Sans doute faut-il oser reconnaître cela tout en constatant que c’est justement cette libération et ces arts contemporains aux allures de folie qui suscitent les plus vives protestations des tenants de l’art classique, des ‘réac’.

*

    Conclusion : on sait que les avancées de l’art précèdent et anticipent celles de leur société ; et on constate que le meilleur de ces innovations peuvent éveiller et faire prendre conscience de ce qui arrive, cristalliser des enjeux. Mais sans doute est-ce là une loi qui fonctionnait dans le passé. Aujourd’hui, force est de reconnaître que ce sont des milliers d’œuvres d’art classique dans le monde qui attirent les foules de visiteurs et touristes – mais des œuvres du passé ; tandis que les œuvres d’art contemporain sont d’aucun effet, méprisées, de peu d’intérêt – sauf la fascination de leurs énormes enjeux de fric au Marché de l’art.
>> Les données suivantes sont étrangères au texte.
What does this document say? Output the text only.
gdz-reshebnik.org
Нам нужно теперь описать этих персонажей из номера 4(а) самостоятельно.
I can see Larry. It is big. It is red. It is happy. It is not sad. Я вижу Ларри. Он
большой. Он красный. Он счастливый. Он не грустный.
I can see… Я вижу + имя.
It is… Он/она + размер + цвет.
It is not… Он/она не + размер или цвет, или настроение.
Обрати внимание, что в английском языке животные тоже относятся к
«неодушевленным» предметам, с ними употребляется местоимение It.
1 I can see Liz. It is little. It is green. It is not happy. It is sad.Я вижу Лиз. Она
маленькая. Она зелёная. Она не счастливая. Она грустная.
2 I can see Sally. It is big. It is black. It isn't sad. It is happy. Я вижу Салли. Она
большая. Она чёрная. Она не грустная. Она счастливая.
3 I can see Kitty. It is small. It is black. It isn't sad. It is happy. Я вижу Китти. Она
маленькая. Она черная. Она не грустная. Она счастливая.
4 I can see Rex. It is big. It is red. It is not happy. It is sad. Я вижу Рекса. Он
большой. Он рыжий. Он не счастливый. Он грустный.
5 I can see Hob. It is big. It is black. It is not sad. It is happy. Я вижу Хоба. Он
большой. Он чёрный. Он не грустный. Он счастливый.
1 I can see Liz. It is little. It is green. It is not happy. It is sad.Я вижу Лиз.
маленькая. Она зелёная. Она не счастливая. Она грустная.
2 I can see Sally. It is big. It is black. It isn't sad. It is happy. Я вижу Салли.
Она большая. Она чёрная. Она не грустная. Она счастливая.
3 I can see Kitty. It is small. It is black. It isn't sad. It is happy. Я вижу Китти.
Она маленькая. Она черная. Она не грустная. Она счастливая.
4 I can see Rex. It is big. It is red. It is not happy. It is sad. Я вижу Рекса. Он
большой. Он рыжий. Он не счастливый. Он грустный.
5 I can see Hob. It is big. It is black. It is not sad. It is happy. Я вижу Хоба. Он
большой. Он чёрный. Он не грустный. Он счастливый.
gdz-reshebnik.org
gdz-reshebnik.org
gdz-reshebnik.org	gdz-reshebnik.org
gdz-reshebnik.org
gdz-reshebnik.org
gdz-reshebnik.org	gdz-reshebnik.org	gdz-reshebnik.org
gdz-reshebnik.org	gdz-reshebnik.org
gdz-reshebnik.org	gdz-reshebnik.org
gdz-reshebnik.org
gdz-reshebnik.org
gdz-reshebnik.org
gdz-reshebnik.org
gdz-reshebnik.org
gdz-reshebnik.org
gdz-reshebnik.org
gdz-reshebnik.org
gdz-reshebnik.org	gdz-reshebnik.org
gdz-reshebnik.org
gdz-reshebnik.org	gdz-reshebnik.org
    Il faut croire que, du fait de ce désintérêt, ces ‘nullités’ contemporaines ne font pas trop de dégât ; et il faut croire qu’heureusement, sauf le triste champ clos du Marché de l’art, elles n’empêchent pas des artistes actuels de contribuer à de l’authentique création - contribuant ainsi au monde de demain – pour autant que leurs créations sont en phase avec le réel, en dialogue.